I was hoping that taking an art class after work would help reduce my stress levels and it did.
What struck me most and kept me coming back was that he was an incredibly nurturing instructor.
One day I got up the courage to ask him, "How do you do it? How do you manage to be so positive and encouraging?"
He told me he listened to a lot of guided visualization tapes and read books like Think and Grow Rich by Napoleon Hill.
I read those kinds of books too so we hit it off.
Seventeen years later, he is now my mentor and like family.
When I tell him he is a father-figure to me, he says, "Don't lay that trip on me!"
Recently, I started working on a play about his life and art.
His story traverses significant events in history - like Vietnam and the Chican@ art movement.
His life is full of rocks and flowers – It’s both tragic and hopeful.
My research interests include the nature of trauma and resilience and his particular story is a telling narrative of the nuances and dimensions of these phenomena.
He’s participated in all kinds of healing therapies including psychotherapy, hypnotherapy, limpias, kung fu, tai chi, qi gong, acupuncture, reiki and so on.
He has been persistent and brave.
He has openly talked about the hurts of his early life, although he is still reticent when talking about his experiences in Vietnam.
He tells me all the time that his deepest desire is to be a grown up before he dies.
He also says he wants to win the lottery and be rich.
I think his artistic gifts are his lottery and his ticket to a rich and full life.
His body of work shows the trajectory of his growth as an artist and as a human being.
Early on he copied the masters, as he was taught to do at East LA College.
Then his work became intensely personal and primitive – still life paintings of his own feces and of nails hammered into his penis.
Then he was encouraged by Sister Karen of Self-Help Graphics to document the Eastside – his cultural community and home.
First he painted in vibrant colors.
Then he moved to black and white.
Then he integrated the color and moods of both extremes into a mature wholeness.
Artists like Van Gogh, Soutine, and the impressionists inspired him.
So it makes sense he moved back and forth from painting East LA to Paris.
At 72 and late in his career, he is transitioning from landscape folk artist to abstract expressionist.
It's like he's pulling a Bob Dylan and painting electric guitar-like lines to depict the now demolished 6th street bridge that linked East LA and the downtown of his childhood.

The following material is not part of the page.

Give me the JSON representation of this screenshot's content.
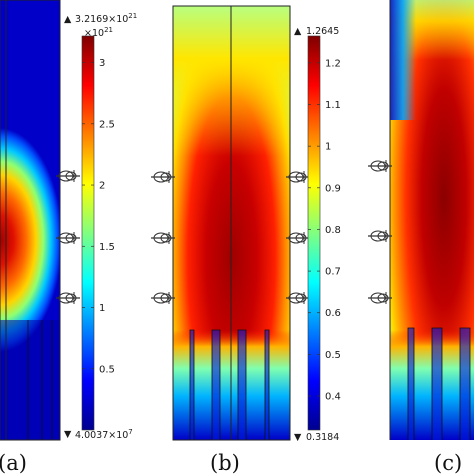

Since the bridge no longer exists in real form, it makes sense to me that he use abstract expressionism to portray what only exists in our reminiscences.
I am the daughter of immigrants from Northern Mexico.
I grew up poor, moving all over East LA because my parents were renters.
Now, I’m a mother and scholar living in my own home in Mount Washington.
Being a collector of Roberto’s art is important to me.
My daughter will inherit this home and Roberto’s paintings.
I love living with his paintings – they’re collective memories of where we come from.
Both Roberto and I are Roosevelt High School alums!
Collecting art is traditionally seen as a privilege and investment of the upper class.
Low-income and middle class communities tend to spend on other priorities.
But this is what I choose to invest in - for my own quality of life and for my descendants.
Roberto’s paintings are a daily reminder to me of beauty, history, culture, place, family, memories, hope and ultimately, integration and wholeness.
I love Roberto - the man and the artist.